This is the meal that proves you don't need 47 pans, a sous vide machine, or a culinary degree to eat well. One sheet pan. A few ingredients you can pronounce. Thirty minutes. Dinner that doesn't come in a paper bag.
Crank your oven to 425°F (220°C). While it heats, grab a sheet pan and line it with parchment paper. Not because you're fancy — because you don't want to scrub a pan later.
In a bowl, toss the chicken thighs with olive oil, lemon juice, lemon zest, minced garlic, oregano, salt, and pepper. Actually coat them. Don't just wave the seasoning over the chicken from across the room.
Lay the chicken thighs skin-side up in the center of the sheet pan. Scatter the halved potatoes around them. Drizzle everything with a little extra olive oil.
Slide it into the oven for 15 minutes. The potatoes need a head start because they're dense. Unlike broccoli, which cooks faster because it's basically a tiny tree that gives up easily.
Pull the pan out, add the broccoli florets around the edges, give everything a quick toss (don't flip the chicken), and put it back in for another 15 minutes.

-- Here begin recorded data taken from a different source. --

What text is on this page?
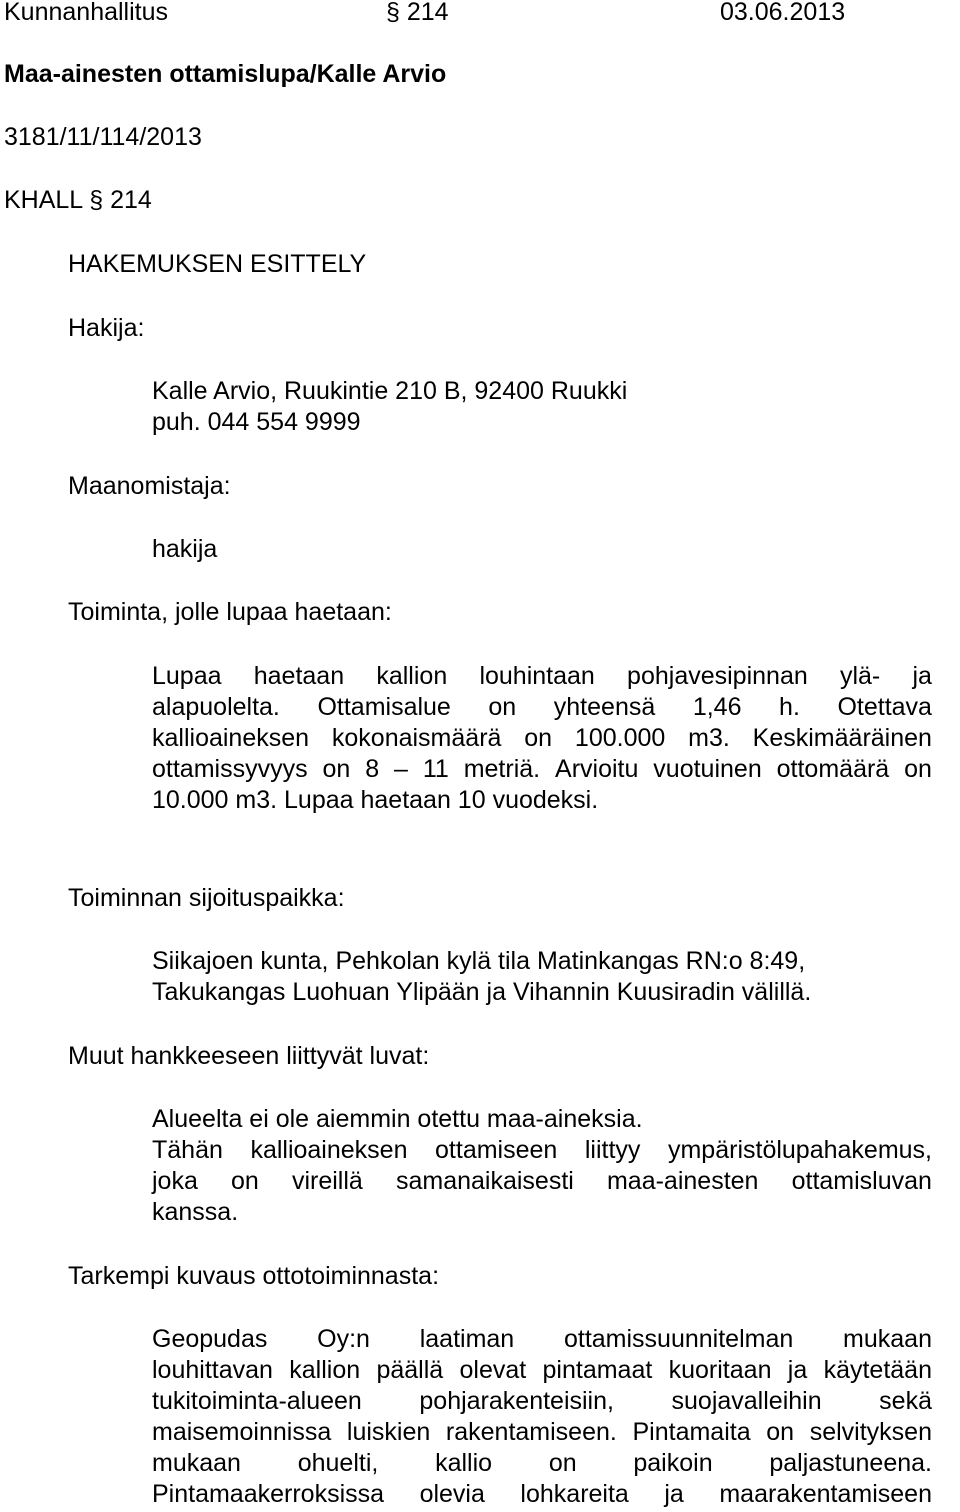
Kunnanhallitus	§ 214	03.06.2013
Maa-ainesten ottamislupa/Kalle Arvio
3181/11/114/2013
KHALL § 214
HAKEMUKSEN ESITTELY
Hakija:
Kalle Arvio, Ruukintie 210 B, 92400 Ruukki
puh. 044 554 9999
Maanomistaja:
hakija
Toiminta, jolle lupaa haetaan:
Lupaa haetaan kallion louhintaan pohjavesipinnan ylä- ja
alapuolelta. Ottamisalue on yhteensä 1,46 h. Otettava
kallioaineksen kokonaismäärä on 100.000 m3. Keskimääräinen
ottamissyvyys on 8 – 11 metriä. Arvioitu vuotuinen ottomäärä on
10.000 m3. Lupaa haetaan 10 vuodeksi.
Toiminnan sijoituspaikka:
Siikajoen kunta, Pehkolan kylä tila Matinkangas RN:o 8:49,
Takukangas Luohuan Ylipään ja Vihannin Kuusiradin välillä.
Muut hankkeeseen liittyvät luvat:
Alueelta ei ole aiemmin otettu maa-aineksia.
Tähän kallioaineksen ottamiseen liittyy ympäristölupahakemus,
joka on vireillä samanaikaisesti maa-ainesten ottamisluvan
kanssa.
Tarkempi kuvaus ottotoiminnasta:
Geopudas Oy:n laatiman ottamissuunnitelman mukaan
louhittavan kallion päällä olevat pintamaat kuoritaan ja käytetään
tukitoiminta-alueen pohjarakenteisiin, suojavalleihin sekä
maisemoinnissa luiskien rakentamiseen. Pintamaita on selvityksen
mukaan ohuelti, kallio on paikoin paljastuneena.
Pintamaakerroksissa olevia lohkareita ja maarakentamiseen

Chicken should be golden and cooked through (165°F internal temp — get a thermometer, they're $10). Potatoes should be fork-tender. Broccoli should have some char. Squeeze extra lemon on top and pull it out.
This is the step most people skip, and it's the reason most people stay overweight. What you just cooked is 4 meals — not tonight's dinner. One chicken thigh, a quarter of the potatoes, a quarter of the broccoli. That's your plate. That's a full, complete meal with plenty of protein. It is enough.
Now put the rest in containers before you sit down to eat. Not after. Not "in a minute." Right now. Because if you leave it all on the pan and sit on the couch, you will eat the whole thing and then wonder why nothing ever changes.